KETO CHOCOLATE BROWNIE CHEESECAKE

Last week we celebrated Son #1s twenty eighth birthday!! Where has the time gone? Just yesterday he was toddling around the house looking for his Matchbox race cars.

To celebrate his wonderful life, we grilled some ribeye steaks and asparagus marinated in zesty Italian dressing. For dessert, I baked this yummy cheesecake recipe. You can click on the recipe title for the source and printable version.

 

LOW CARB KETO BROWNIE CHEESECAKE

Ingredients

Brownie Base :

1/2 cup butter

2 oz unsweetened chocolate, chopped

1/2 cup almond flour

1/4 cup cocoa powder

pinch salt

2 large eggs

3/4 cup Swerve Sweetener

1/4 tsp vanilla extract

1/4 cup walnuts or pecans

Cheesecake Filling:

1 lb cream cheese, softened

2 large eggs

1/2 cup Swerve Sweetener

1/4 cup heavy cream

1/2 tsp vanilla extract

Instructions

For the brownie base:

  1. Preheat oven to 325 degrees F and butter a 9-inch springform pan. (if your springform pan is prone to leaking oil, place it on a cookie sheet)
  2. In a microwave safe bowl or glass measuring cup, melt butter and chocolate together in the microwave in 30 second increments. Whisk until smooth.
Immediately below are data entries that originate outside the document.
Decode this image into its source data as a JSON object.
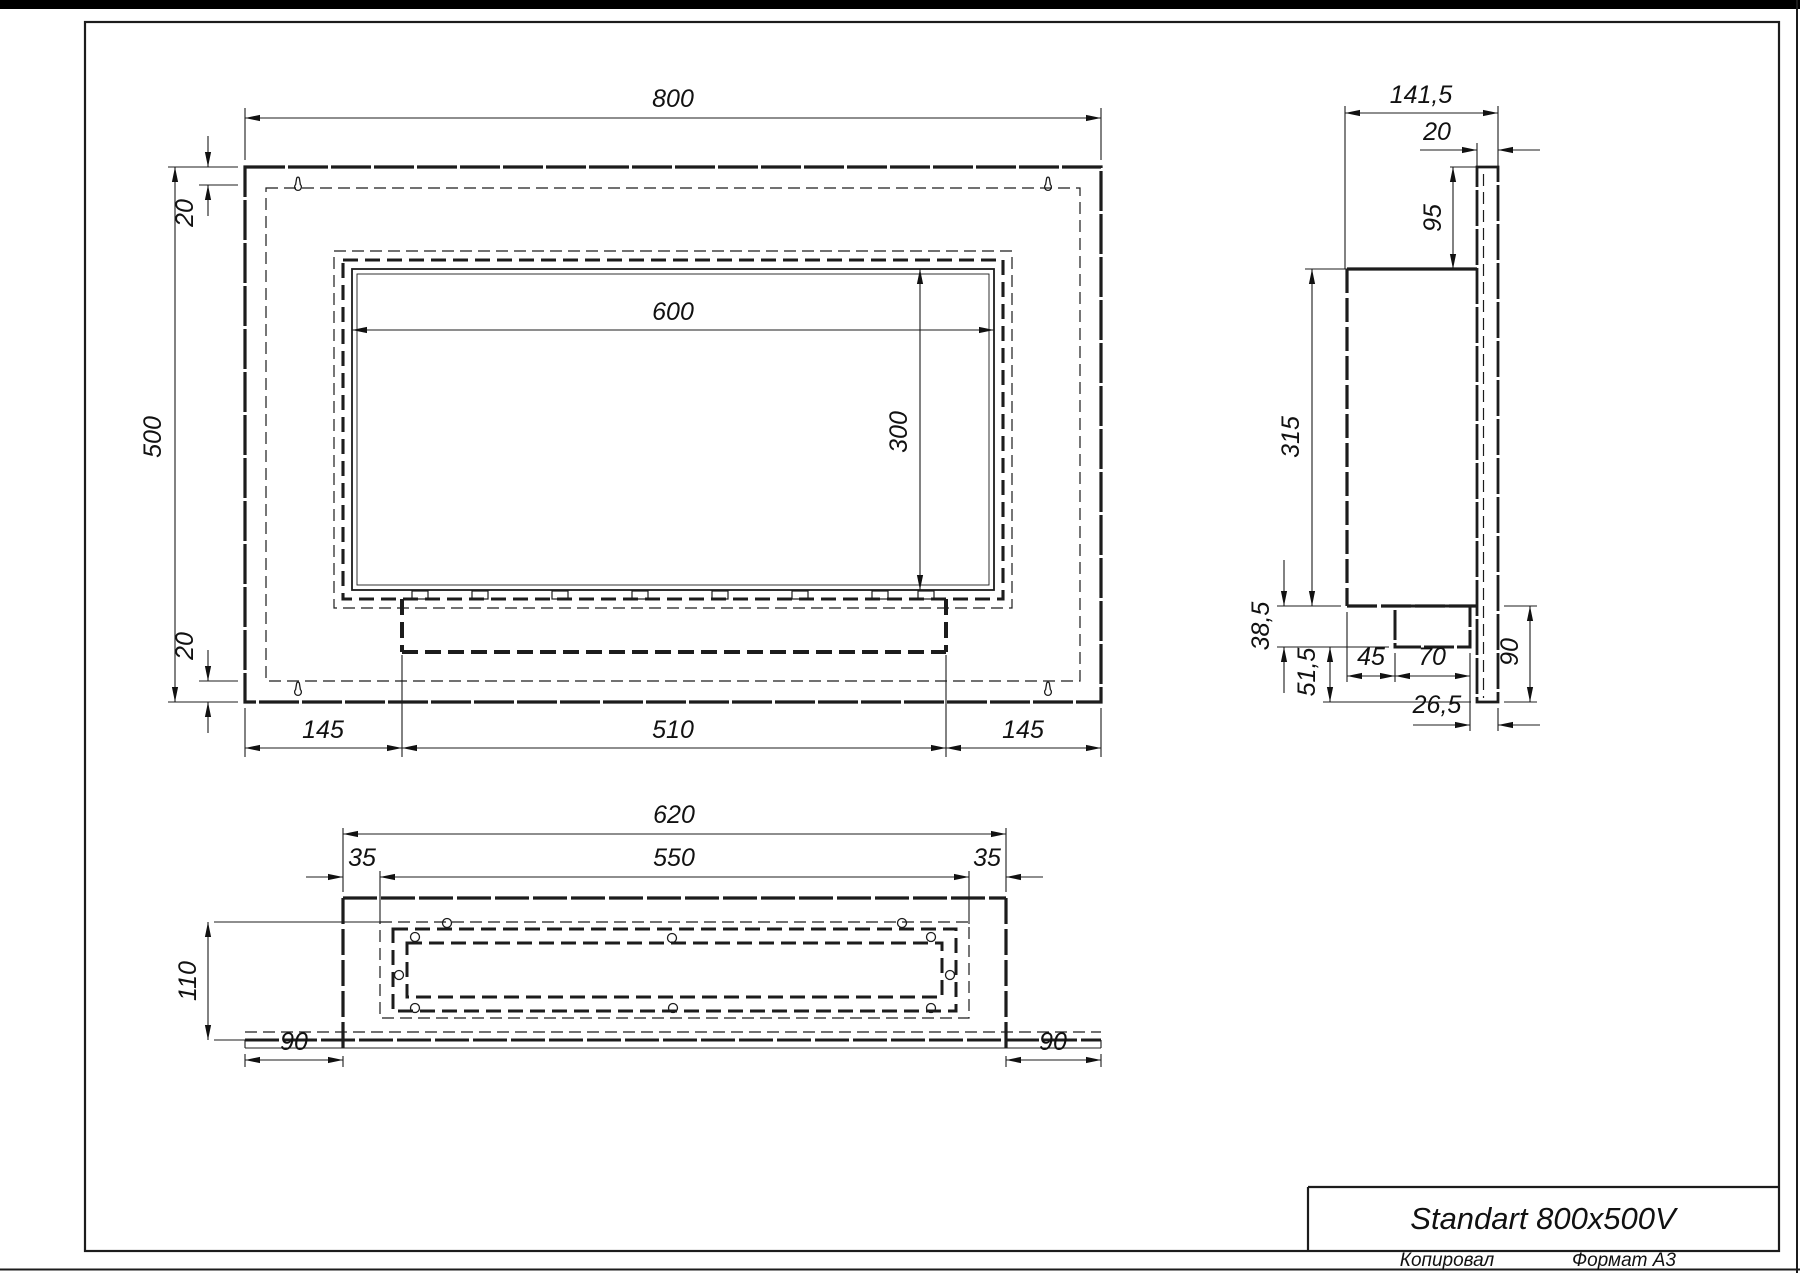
{
  "page": {
    "title": "Standart 800x500V",
    "footer": {
      "copied": "Копировал",
      "format": "Формат А3"
    }
  },
  "views": {
    "front": {
      "label": "front-view",
      "dims": {
        "width": "800",
        "top_offset": "20",
        "height": "500",
        "bottom_offset": "20",
        "opening_width": "600",
        "opening_height": "300",
        "margin_left": "145",
        "tray_width": "510",
        "margin_right": "145"
      }
    },
    "side": {
      "label": "side-view",
      "dims": {
        "depth": "141,5",
        "plate_thickness": "20",
        "top_to_opening": "95",
        "box_height": "315",
        "burner_depth": "38,5",
        "under_burner": "51,5",
        "front_to_burner": "45",
        "burner_width": "70",
        "lower_height": "90",
        "back_gap": "26,5"
      }
    },
    "bottom": {
      "label": "bottom-view",
      "dims": {
        "box_width": "620",
        "slot_inset_left": "35",
        "slot_width": "550",
        "slot_inset_right": "35",
        "depth": "110",
        "flange_left": "90",
        "flange_right": "90"
      }
    }
  }
}
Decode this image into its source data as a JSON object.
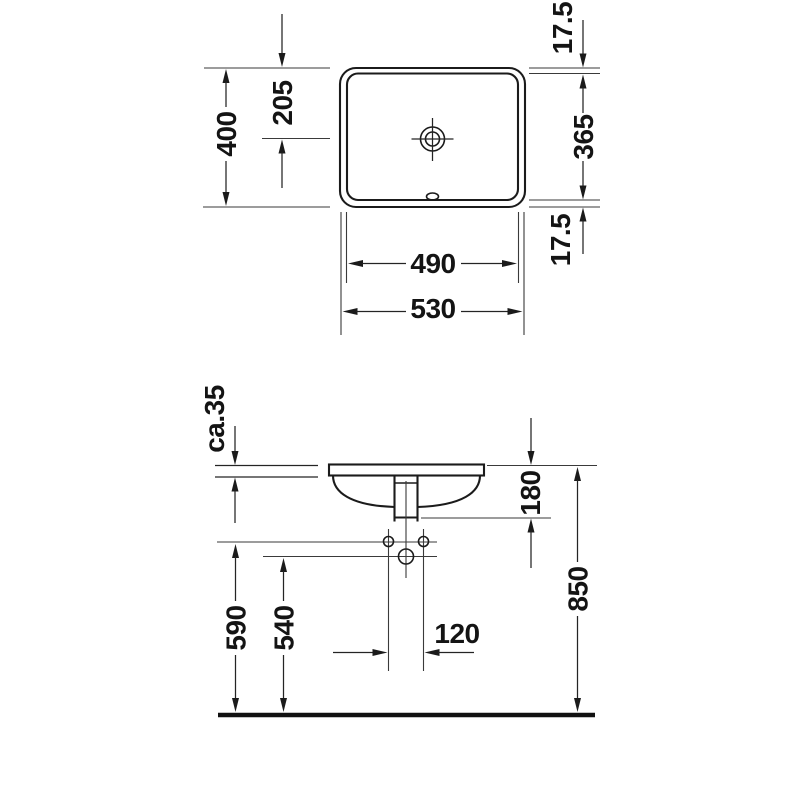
{
  "meta": {
    "drawing_type": "sanitary technical drawing",
    "background": "#ffffff",
    "line_color": "#1b1b1b"
  },
  "dimensions": {
    "top": {
      "overall_depth": "400",
      "drain_offset": "205",
      "rim_back": "17.5",
      "basin_depth": "365",
      "rim_front": "17.5",
      "basin_width": "490",
      "overall_width": "530"
    },
    "front": {
      "counter_thickness": "ca.35",
      "basin_height": "180",
      "rim_height": "850",
      "hole_line_height": "590",
      "drain_line_height": "540",
      "hole_spacing": "120"
    }
  }
}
Alternatively, you can melt them together over low heat in a small saucepan.
  3. In a small bowl, whisk together almond flour, cocoa powder, and salt.
  4. In a large bowl, beat eggs, Swerve and vanilla until smooth. Beat in almond flour mixture, then butter/chocolate mixture until smooth. Stir in nuts.
  5. Spread evenly over bottom of prepared pan. Bake 12-18 minutes until set around edges but still soft in the center. Let cool 15-20 minutes.

For the filling:

  1. Reduce oven temperature to 300 degrees F.
  2. In a large bowl, beat cream cheese until smooth. Beat in eggs, Swerve, cream, and vanilla until well combined.
  3. Pour filling over crust and place cheesecake on a large cookie sheet. Bake until edges are set and center just barely jiggles, 35-45 minutes. Remove from oven and let cool.
  4. Run a knife around edges to loosen and then remove sides of pan. Cover with plastic wrap and refrigerate at least 3 hours.
  5. Serve with sugar-free chocolate sauce, if desired.

This dessert was so good!!! Son #1 came over later in the week and had another huge piece!! SCORE!!